Reducing investment spending, along with paying about 500 million reais in dividends a year from an earlier annual budget of 2 billion reais, will help strengthen Oi’s balance sheet, Bava said.
“We have a team that is committed to executing the operational turnaround of Oi,” Bava said in the telephone interview from Rio de Janeiro. “Our plan is to change the cash-flow profile of the company, consolidate our business model and improve the efficiency of operations and grow revenues.”
He told analysts on a conference call last week that Oi could wring better terms from suppliers and better prioritize investments, such as spending more on third-generation, or 3G, technology and less on expanding older 2G coverage.
Oi was down 50 percent through last week since Francisco Valim was ousted as CEO in January, compared with the 16 percent decline of the benchmark Ibovespa index. The shares fell 3.7 percent to 3.87 reais at 2:28 p.m. in Sao Paulo. Bava inherited a company whose problems are deep and will take years to unwind, said Andres Medina-Mora, an analyst at Corporativo GBM SAB.
“Like any major turnaround story with such a hefty debt situation, it’s going to be difficult to get there,” said Medina-Mora, who decreased his target price last week from 6.63 reais to 6 reais while maintaining his buy recommendation.
The company will have to slow down after indiscriminately adding customers who now aren’t paying their bills, Medina-Mora said. Oi’s second-quarter loss included a 97 percent increase from a year earlier in bad-debt provisions, which cover customers who don’t pay their bills.
Revenue grew 2.4 percent in the second quarter to 7.1 billion reais, according to data compiled by Bloomberg. Costs rose 10 percent to 5.3 billion reais because of personnel, marketing and provisions for bad debt, which were “enormous,” said Alex Pardellas, a Rio de Janeiro-based analyst at CGD Securities, in a telephone interview. He has a buy recommendation on Oi with a target price of 8 reais.
“The increase in bad debt provisions was related to a difficult macroeconomic scenario,” Pardellas said.
While the industry as a whole saw an increase in bad debt last quarter -- Telefonica Brasil SA’s provision for deadbeat customers rose by 26 percent -- “the case of Oi was much more aggressive,” Medina-Mora said.
“This is a priority for the new team and for Mr. Bava,” Medina-Mora said. “I’m much more comfortable with the way he’s doing things.”

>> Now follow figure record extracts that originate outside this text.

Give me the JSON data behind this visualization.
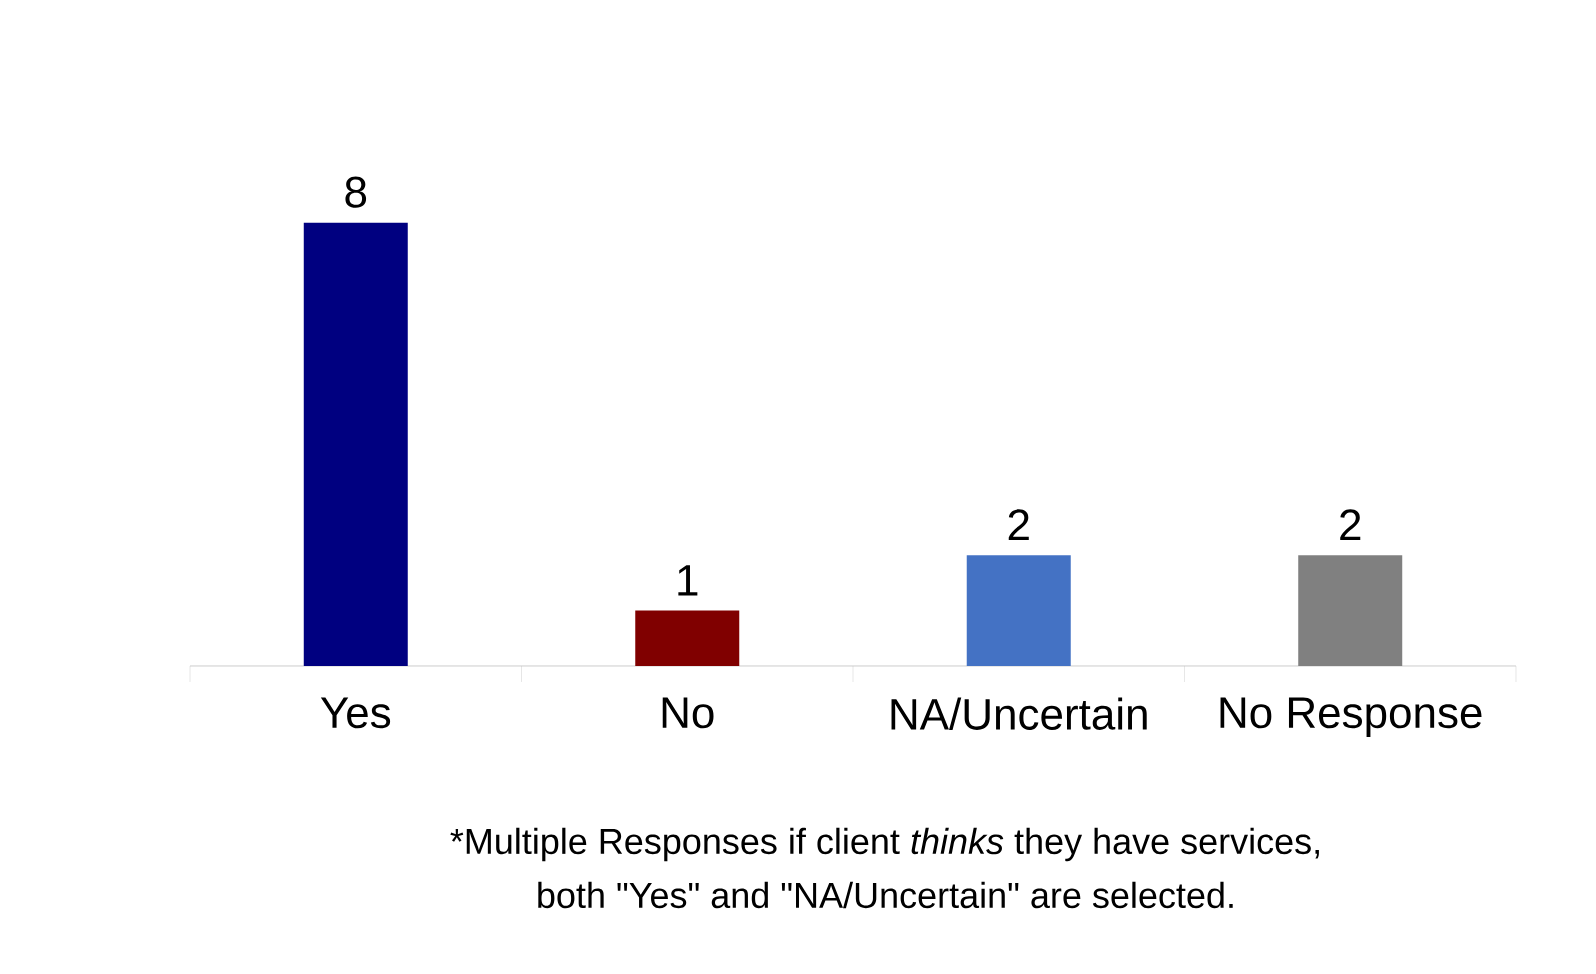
{
  "chart_data": {
    "type": "bar",
    "categories": [
      "Yes",
      "No",
      "NA/Uncertain",
      "No Response"
    ],
    "values": [
      8,
      1,
      2,
      2
    ],
    "colors": [
      "#000080",
      "#800000",
      "#4472c4",
      "#808080"
    ],
    "data_labels": true,
    "annotations": [
      "*Multiple Responses if client *thinks* they have services, both \"Yes\" and \"NA/Uncertain\" are selected."
    ]
  }
}
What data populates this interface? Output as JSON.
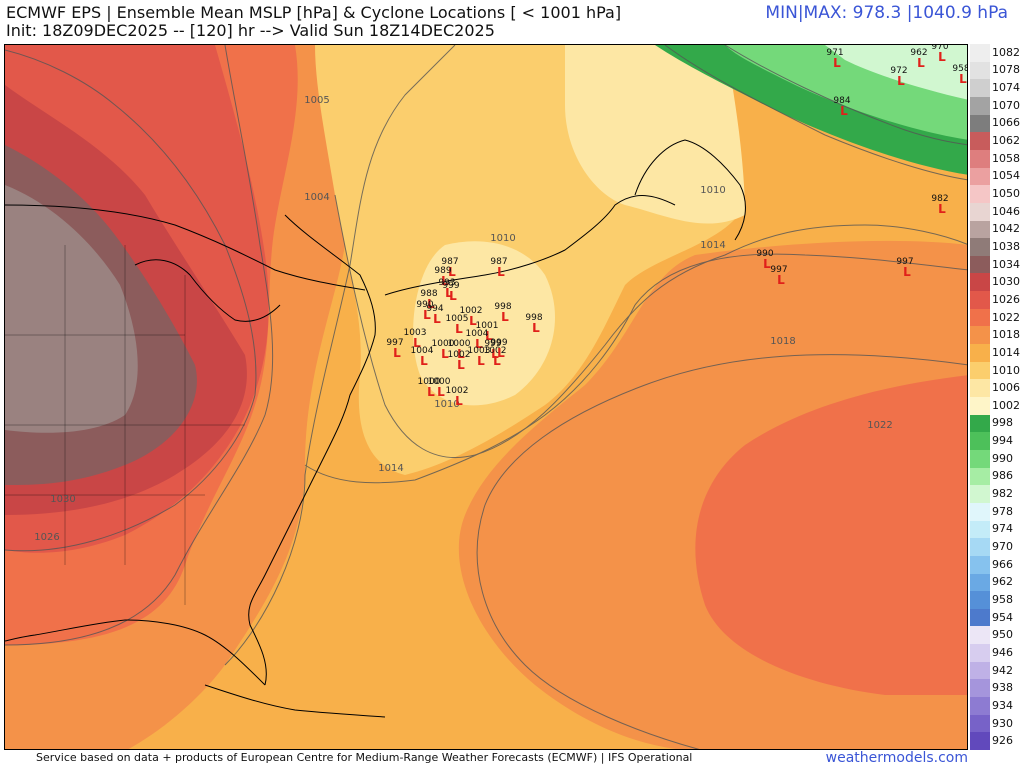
{
  "header": {
    "title": "ECMWF EPS | Ensemble Mean MSLP [hPa] & Cyclone Locations [ < 1001 hPa]",
    "subtitle": "Init: 18Z09DEC2025 -- [120] hr --> Valid Sun 18Z14DEC2025",
    "minmax": "MIN|MAX: 978.3 |1040.9 hPa"
  },
  "footer": {
    "credit": "Service based on data + products of European Centre for Medium-Range Weather Forecasts (ECMWF) | IFS Operational",
    "brand": "weathermodels.com"
  },
  "colorbar": [
    {
      "label": "1082",
      "color": "#eeeeee"
    },
    {
      "label": "1078",
      "color": "#e2e2e2"
    },
    {
      "label": "1074",
      "color": "#cfcfcf"
    },
    {
      "label": "1070",
      "color": "#a3a3a3"
    },
    {
      "label": "1066",
      "color": "#7d7d7d"
    },
    {
      "label": "1062",
      "color": "#c85c5c"
    },
    {
      "label": "1058",
      "color": "#de7e7e"
    },
    {
      "label": "1054",
      "color": "#eba0a0"
    },
    {
      "label": "1050",
      "color": "#f5c6c6"
    },
    {
      "label": "1046",
      "color": "#e8d5d2"
    },
    {
      "label": "1042",
      "color": "#b9a3a0"
    },
    {
      "label": "1038",
      "color": "#8f7b78"
    },
    {
      "label": "1034",
      "color": "#8c5c5c"
    },
    {
      "label": "1030",
      "color": "#c94646"
    },
    {
      "label": "1026",
      "color": "#e2584a"
    },
    {
      "label": "1022",
      "color": "#f0714a"
    },
    {
      "label": "1018",
      "color": "#f49249"
    },
    {
      "label": "1014",
      "color": "#f8b04a"
    },
    {
      "label": "1010",
      "color": "#fbce6d"
    },
    {
      "label": "1006",
      "color": "#fde7a4"
    },
    {
      "label": "1002",
      "color": "#fef5c8"
    },
    {
      "label": "998",
      "color": "#33a94a"
    },
    {
      "label": "994",
      "color": "#4dc05a"
    },
    {
      "label": "990",
      "color": "#74d97a"
    },
    {
      "label": "986",
      "color": "#a6eda4"
    },
    {
      "label": "982",
      "color": "#d1f7d0"
    },
    {
      "label": "978",
      "color": "#e0f6fb"
    },
    {
      "label": "974",
      "color": "#c4ecf8"
    },
    {
      "label": "970",
      "color": "#a6d9f4"
    },
    {
      "label": "966",
      "color": "#86c2ee"
    },
    {
      "label": "962",
      "color": "#6aa9e4"
    },
    {
      "label": "958",
      "color": "#5590d8"
    },
    {
      "label": "954",
      "color": "#4d7acc"
    },
    {
      "label": "950",
      "color": "#ece6f6"
    },
    {
      "label": "946",
      "color": "#d7cdef"
    },
    {
      "label": "942",
      "color": "#bfb1e6"
    },
    {
      "label": "938",
      "color": "#a595dc"
    },
    {
      "label": "934",
      "color": "#8d7bd2"
    },
    {
      "label": "930",
      "color": "#7762c8"
    },
    {
      "label": "926",
      "color": "#6149bc"
    }
  ],
  "contour_labels": [
    {
      "text": "1005"
    },
    {
      "text": "1004"
    },
    {
      "text": "1010"
    },
    {
      "text": "1010"
    },
    {
      "text": "1014"
    },
    {
      "text": "1018"
    },
    {
      "text": "1010"
    },
    {
      "text": "1014"
    },
    {
      "text": "1022"
    },
    {
      "text": "1030"
    },
    {
      "text": "1026"
    }
  ],
  "cyclone_points": [
    {
      "p": "971"
    },
    {
      "p": "962"
    },
    {
      "p": "970"
    },
    {
      "p": "972"
    },
    {
      "p": "958"
    },
    {
      "p": "984"
    },
    {
      "p": "982"
    },
    {
      "p": "990"
    },
    {
      "p": "997"
    },
    {
      "p": "997"
    },
    {
      "p": "987"
    },
    {
      "p": "989"
    },
    {
      "p": "993"
    },
    {
      "p": "999"
    },
    {
      "p": "987"
    },
    {
      "p": "988"
    },
    {
      "p": "990"
    },
    {
      "p": "994"
    },
    {
      "p": "1002"
    },
    {
      "p": "998"
    },
    {
      "p": "998"
    },
    {
      "p": "1005"
    },
    {
      "p": "1001"
    },
    {
      "p": "1003"
    },
    {
      "p": "1004"
    },
    {
      "p": "997"
    },
    {
      "p": "1004"
    },
    {
      "p": "1000"
    },
    {
      "p": "1000"
    },
    {
      "p": "999"
    },
    {
      "p": "1002"
    },
    {
      "p": "1003"
    },
    {
      "p": "1002"
    },
    {
      "p": "999"
    },
    {
      "p": "1000"
    },
    {
      "p": "1000"
    },
    {
      "p": "1002"
    }
  ],
  "cyclone_marker": "L"
}
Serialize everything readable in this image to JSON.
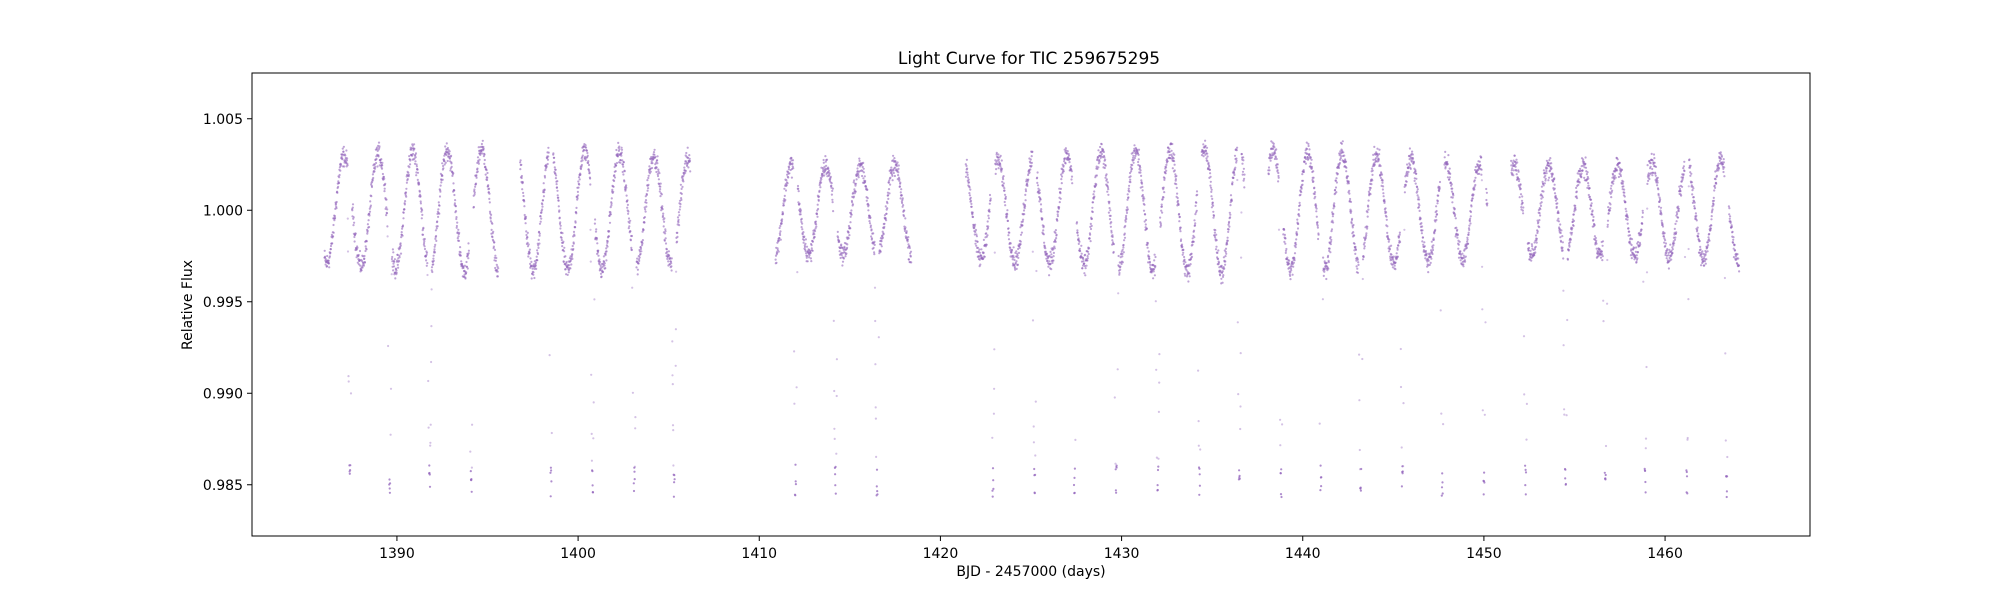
{
  "chart_data": {
    "type": "scatter",
    "title": "Light Curve for TIC 259675295",
    "xlabel": "BJD - 2457000 (days)",
    "ylabel": "Relative Flux",
    "xlim": [
      1382,
      1468
    ],
    "ylim": [
      0.9822,
      1.0075
    ],
    "x_ticks": [
      1390,
      1400,
      1410,
      1420,
      1430,
      1440,
      1450,
      1460
    ],
    "y_ticks": [
      0.985,
      0.99,
      0.995,
      1.0,
      1.005
    ],
    "y_tick_labels": [
      "0.985",
      "0.990",
      "0.995",
      "1.000",
      "1.005"
    ],
    "grid": false,
    "legend": "none",
    "marker_color": "#9467bd",
    "series": [
      {
        "segments": [
          [
            1386.0,
            1395.6
          ],
          [
            1396.8,
            1406.2
          ],
          [
            1410.9,
            1418.4
          ],
          [
            1421.4,
            1436.8
          ],
          [
            1438.1,
            1450.2
          ],
          [
            1451.5,
            1464.1
          ]
        ],
        "oscillation_period": 1.9,
        "oscillation_amplitude": 0.0032,
        "baseline": 1.0,
        "eclipse_times": [
          1387.4,
          1389.6,
          1391.8,
          1394.1,
          1398.5,
          1400.8,
          1403.1,
          1405.3,
          1412.0,
          1414.2,
          1416.5,
          1422.9,
          1425.2,
          1427.4,
          1429.7,
          1432.0,
          1434.3,
          1436.5,
          1438.8,
          1441.0,
          1443.2,
          1445.5,
          1447.7,
          1450.0,
          1452.3,
          1454.5,
          1456.7,
          1458.9,
          1461.2,
          1463.4
        ],
        "eclipse_depth_flux": 0.9852
      }
    ]
  }
}
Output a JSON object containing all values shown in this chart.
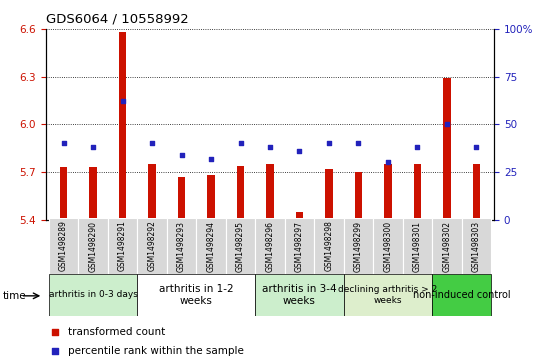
{
  "title": "GDS6064 / 10558992",
  "samples": [
    "GSM1498289",
    "GSM1498290",
    "GSM1498291",
    "GSM1498292",
    "GSM1498293",
    "GSM1498294",
    "GSM1498295",
    "GSM1498296",
    "GSM1498297",
    "GSM1498298",
    "GSM1498299",
    "GSM1498300",
    "GSM1498301",
    "GSM1498302",
    "GSM1498303"
  ],
  "transformed_counts": [
    5.73,
    5.73,
    6.58,
    5.75,
    5.67,
    5.68,
    5.74,
    5.75,
    5.45,
    5.72,
    5.7,
    5.75,
    5.75,
    6.29,
    5.75
  ],
  "percentile_ranks": [
    40,
    38,
    62,
    40,
    34,
    32,
    40,
    38,
    36,
    40,
    40,
    30,
    38,
    50,
    38
  ],
  "ylim_left": [
    5.4,
    6.6
  ],
  "ylim_right": [
    0,
    100
  ],
  "yticks_left": [
    5.4,
    5.7,
    6.0,
    6.3,
    6.6
  ],
  "yticks_right": [
    0,
    25,
    50,
    75,
    100
  ],
  "bar_color": "#cc1100",
  "dot_color": "#2222bb",
  "bar_width": 0.25,
  "groups": [
    {
      "label": "arthritis in 0-3 days",
      "indices": [
        0,
        1,
        2
      ],
      "color": "#cceecc",
      "fontsize": 6.5
    },
    {
      "label": "arthritis in 1-2\nweeks",
      "indices": [
        3,
        4,
        5,
        6
      ],
      "color": "#ffffff",
      "fontsize": 7.5
    },
    {
      "label": "arthritis in 3-4\nweeks",
      "indices": [
        7,
        8,
        9
      ],
      "color": "#cceecc",
      "fontsize": 7.5
    },
    {
      "label": "declining arthritis > 2\nweeks",
      "indices": [
        10,
        11,
        12
      ],
      "color": "#ddeecc",
      "fontsize": 6.5
    },
    {
      "label": "non-induced control",
      "indices": [
        13,
        14
      ],
      "color": "#44cc44",
      "fontsize": 7.0
    }
  ],
  "tick_color_left": "#cc1100",
  "tick_color_right": "#2222bb"
}
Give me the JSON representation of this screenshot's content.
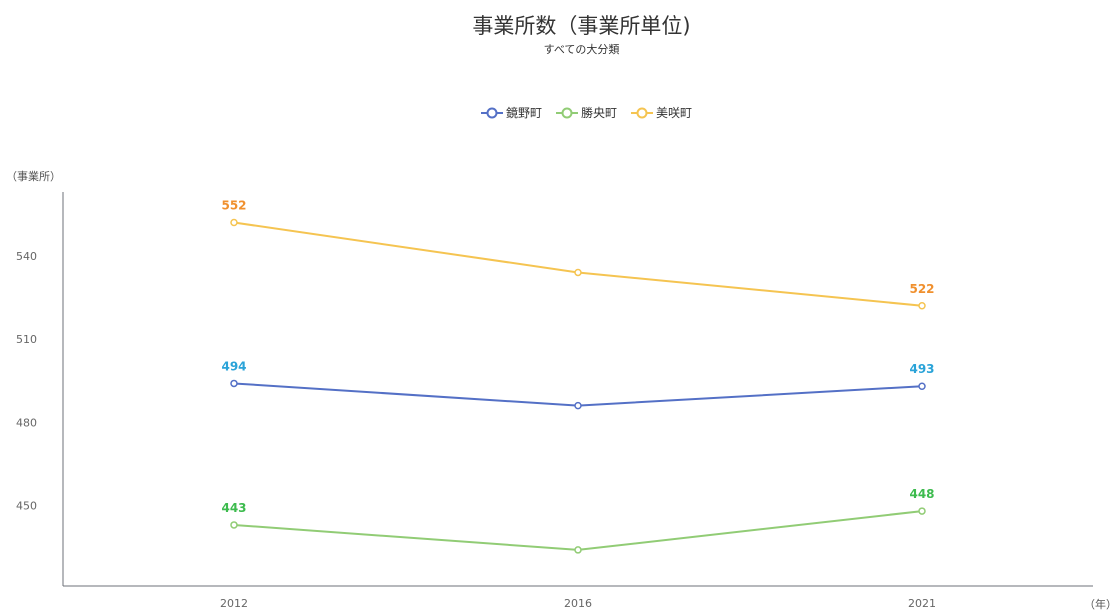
{
  "chart_data": {
    "type": "line",
    "title": "事業所数（事業所単位)",
    "subtitle": "すべての大分類",
    "ylabel": "（事業所）",
    "xlabel": "（年）",
    "categories": [
      "2012",
      "2016",
      "2021"
    ],
    "ylim": [
      421,
      563
    ],
    "yticks": [
      450,
      480,
      510,
      540
    ],
    "grid": false,
    "legend_position": "top-center",
    "series": [
      {
        "name": "鏡野町",
        "values": [
          494,
          486,
          493
        ],
        "color": "#5470c6",
        "label_color": "#2aa3d8",
        "labels": [
          "494",
          "",
          "493"
        ]
      },
      {
        "name": "勝央町",
        "values": [
          443,
          434,
          448
        ],
        "color": "#91cc75",
        "label_color": "#3dbb4e",
        "labels": [
          "443",
          "",
          "448"
        ]
      },
      {
        "name": "美咲町",
        "values": [
          552,
          534,
          522
        ],
        "color": "#f5c451",
        "label_color": "#f0902e",
        "labels": [
          "552",
          "",
          "522"
        ]
      }
    ]
  }
}
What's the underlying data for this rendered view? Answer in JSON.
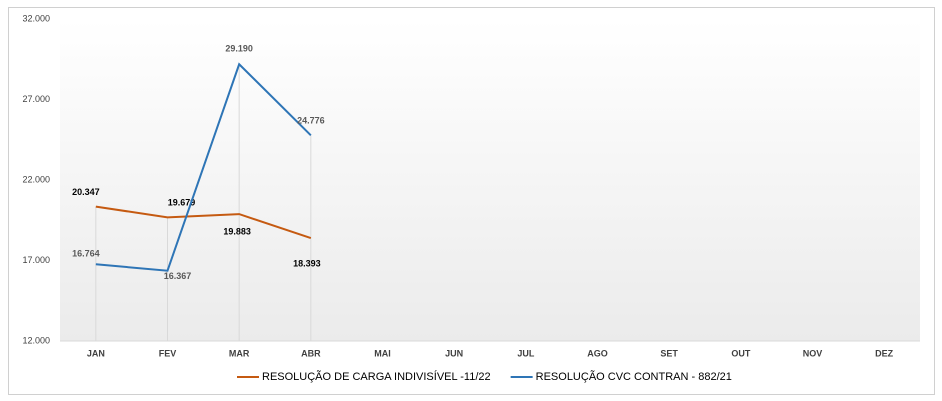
{
  "chart_data": {
    "type": "line",
    "categories": [
      "JAN",
      "FEV",
      "MAR",
      "ABR",
      "MAI",
      "JUN",
      "JUL",
      "AGO",
      "SET",
      "OUT",
      "NOV",
      "DEZ"
    ],
    "series": [
      {
        "name": "RESOLUÇÃO DE CARGA INDIVISÍVEL -11/22",
        "color": "#c55a11",
        "values": [
          20347,
          19679,
          19883,
          18393,
          null,
          null,
          null,
          null,
          null,
          null,
          null,
          null
        ],
        "value_labels": [
          "20.347",
          "19.679",
          "19.883",
          "18.393",
          null,
          null,
          null,
          null,
          null,
          null,
          null,
          null
        ]
      },
      {
        "name": "RESOLUÇÃO CVC CONTRAN - 882/21",
        "color": "#2e75b6",
        "values": [
          16764,
          16367,
          29190,
          24776,
          null,
          null,
          null,
          null,
          null,
          null,
          null,
          null
        ],
        "value_labels": [
          "16.764",
          "16.367",
          "29.190",
          "24.776",
          null,
          null,
          null,
          null,
          null,
          null,
          null,
          null
        ]
      }
    ],
    "ylim": [
      12000,
      32000
    ],
    "yticks": [
      {
        "value": 12000,
        "label": "12.000"
      },
      {
        "value": 17000,
        "label": "17.000"
      },
      {
        "value": 22000,
        "label": "22.000"
      },
      {
        "value": 27000,
        "label": "27.000"
      },
      {
        "value": 32000,
        "label": "32.000"
      }
    ],
    "legend": "bottom"
  }
}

Telefonica Brasil said this year’s budget is part of 24.3 billion reais of investments planned from 2011 to 2014.
“The funding is dedicated principally to the expansion and modernization of networks and systems, continuous quality improvement for our services and customer service, in addition to innovative solutions,” the company said in a statement.
While Oi has sold an undersea cable business and phone towers to net 4 billion reais since December, those were insufficient, one-time measures, Serra said. Bava had to make more long-term changes to assure Oi could grow, he said.
“If you consider the policy of dividends with investments, this was incompatible with the cash generation of the company,” Serra said in a telephone interview from Sao Paulo. “The impact of the dividend cut on the stock will be negative in the short term, but for the company it’s a measure that goes along with more sustainable growth.”